The FY 22-23 budget also includes 2.5% merit-based pay increases for full-time employees and a 2.5% cost of living adjustment for all full-time employees. Hourly wages for Active Living program leaders and crossing guards will also increase by 50 cents.
After salaries, group insurance is the largest personnel services expenditure in the general fund, at about $3.5 million. This expense increases by about $458,000, which is an increase of 13%.
Capital improvements in the budget include sidewalks, street improvements, bike lanes, improvements to fields and park space, housing and other athletic facilities, Arnold said.
Professional services, another large expenditure for the city, is estimated to be about $2.9 million, which is a decrease of about $97,500. Professional services include legal services, building permitting services, annual financial audit services, IT support services, an urban heat island assessment and continued racial equity activities.
The expenditure for contractual services is about $2.7 million, which is a $625,000 increase. Contractual services include pool management, GIS contract, and master planning services for the clean energy plan, the parks and recreation master plan, the downtown master plan and the racial equity action plan.
The city anticipates receiving $3.8 million in Special Purpose Local Option Sales Tax (SPLOST) funding in fiscal year 2022-2023. The current special purpose local option sales tax went into effect in April 2018 and will end in March 2024. The city expects to receive a total of $20.52 million in SPLOST funding.

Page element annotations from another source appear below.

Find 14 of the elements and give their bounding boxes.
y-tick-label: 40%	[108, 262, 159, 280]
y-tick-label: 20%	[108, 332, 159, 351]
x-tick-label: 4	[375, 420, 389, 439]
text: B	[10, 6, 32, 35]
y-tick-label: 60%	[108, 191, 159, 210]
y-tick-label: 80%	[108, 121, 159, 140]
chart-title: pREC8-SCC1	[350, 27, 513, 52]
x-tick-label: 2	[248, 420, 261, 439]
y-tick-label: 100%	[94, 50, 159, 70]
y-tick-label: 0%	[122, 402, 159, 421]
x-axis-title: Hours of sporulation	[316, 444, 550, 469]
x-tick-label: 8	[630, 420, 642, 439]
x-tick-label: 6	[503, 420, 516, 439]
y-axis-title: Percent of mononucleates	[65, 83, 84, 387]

“We do have expenditures [and] we have commitments already, about $12 million for debt service for the Urban Redevelopment Agency. We’ve committed $5.6 million for Atlanta Avenue,” Arnold said. “Again, based off the limitations in the capital improvements fund, I’ve added the budget for [the] South Columbia Drive multiuse path to SPLOST.”
Arnold anticipates additional SPLOST funds will be available for the Reimagine West Howard project.
The capital fund tax revenue is expected to increase from $5.26 million to $5.8 million. Capital improvements in the budget include improving Ebster field and installing lighting, conducting a traffic signal study, replacing playground equipment, dugout improvements at McKoy and Oakhurst fields, purchasing a battery powered zero-turn lawn mower and implementing a take home car program at the police department.
City staff also created an American Rescue Plan Act section in the budget to reflect projects using that federal funding. The city received a total of $9.5 million in ARPA funding. Decatur must use the funds by Dec. 31, 2026. The funds will be used to build the public infrastructure for the South Housing Village at Legacy Park, stormwater infrastructure improvements, technology upgrades and COVID-19 testing supplies. The city will also contribute $3 million in ARPA funding to build a track and field at Legacy Park in partnership with City Schools of Decatur.